Submitted to: Fungal Biology
Publication Type: Peer Reviewed Journal
Publication Acceptance Date: 1/20/2023
Publication Date: 1/21/2023
Citation: McMillan, S.D., Oberlie, N.R., Hardtke, H.A., Montes, M.M., Brown, D.W., McQuade, K.L. 2023. A secondary function of trehalose-6-phosphate synthase is required for resistance to oxidative and desiccation stress in Fusarium verticillioides. Fungal Biology. 127(3):918-926. https://doi.org/10.1016/j.funbio.2023.01.006.
DOI: https://doi.org/10.1016/j.funbio.2023.01.006

Interpretive Summary: The fungus Fusarium verticillioides infects corn and contaminates corn and corn products with hazardous toxins called fumonisins. Understanding how this fungus bypasses plant defenses and how these defenses impact the ability of Fusarium to make fumonisins could provide new targets to limit fungal growth and toxin contamination. Trehalose is a sugar that protects fungi from stress. Mutants of F. verticillioides, defective in an enzyme that makes trehalose, cannot cause corn disease nor make fumonisins. Researchers at Bradley University in Peoria, Illinois, in collaboration with an ARS researcher in Peoria, Illinois, found that mutants with a modified trehalose enzyme had improved ability to protect itself from stress conditions without restoring trehalose synthesis. The research identified a protective secondary function of the trehalose enzyme. These results provide a new approach to identify critical fungal protective control points and will be used by plant pathologists and other researchers to develop novel strategies to limit or control toxin contamination of grain to keep our food supply safe.
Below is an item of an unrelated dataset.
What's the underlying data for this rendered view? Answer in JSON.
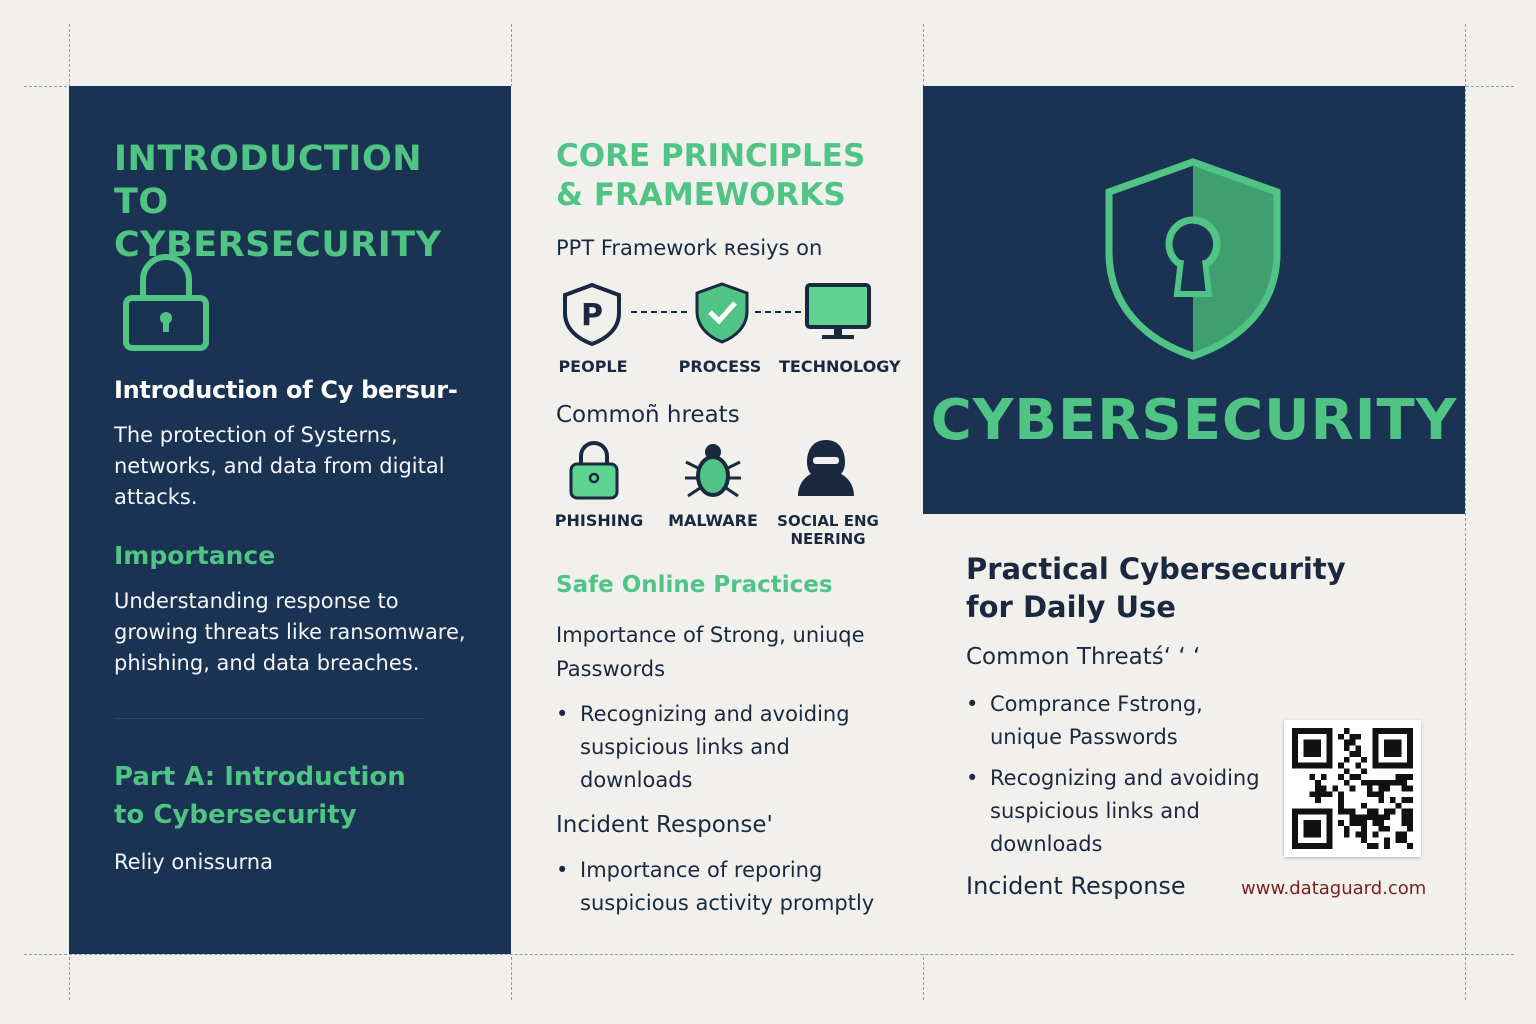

Technical Abstract: The disaccharide trehalose has long been recognized for its role as a stress solute, but in recent years some of the protective effects previously ascribed to trehalose have been suggested to arise from a function of the trehalose biosynthesis enzyme trehalose-6-phosphate (T6P) synthase that is distinct from its catalytic activity. In this paper, we use the maize pathogenic fungus Fusarium verticillioides as a model to explore the relative contributions of trehalose itself and a putative secondary function of T6P synthase in protection against stress as well as to understand why, as shown in a previous study, deletion of the TPS1 gene coding for T6P synthase reduces pathogenicity against maize. We report that the TPS1-deletion mutant of F. verticillioides is compromised in its ability to withstand exposure to oxidative stress meant to simulate the oxidative burst phase of maize defense and experiences more ROS-induced lipid damage than the wild-type strain. Eliminating T6P synthase expression also reduces resistance to desiccation, but not resistance to phenolic acids. Expression of catalytically-inactive T6P synthase in the TPS1-deletion mutant leads to a partial rescue of the oxidative and desiccation stress-sensitive phenotypes, suggesting the importance of a T6P synthase function that is independent of its role in trehalose synthesis.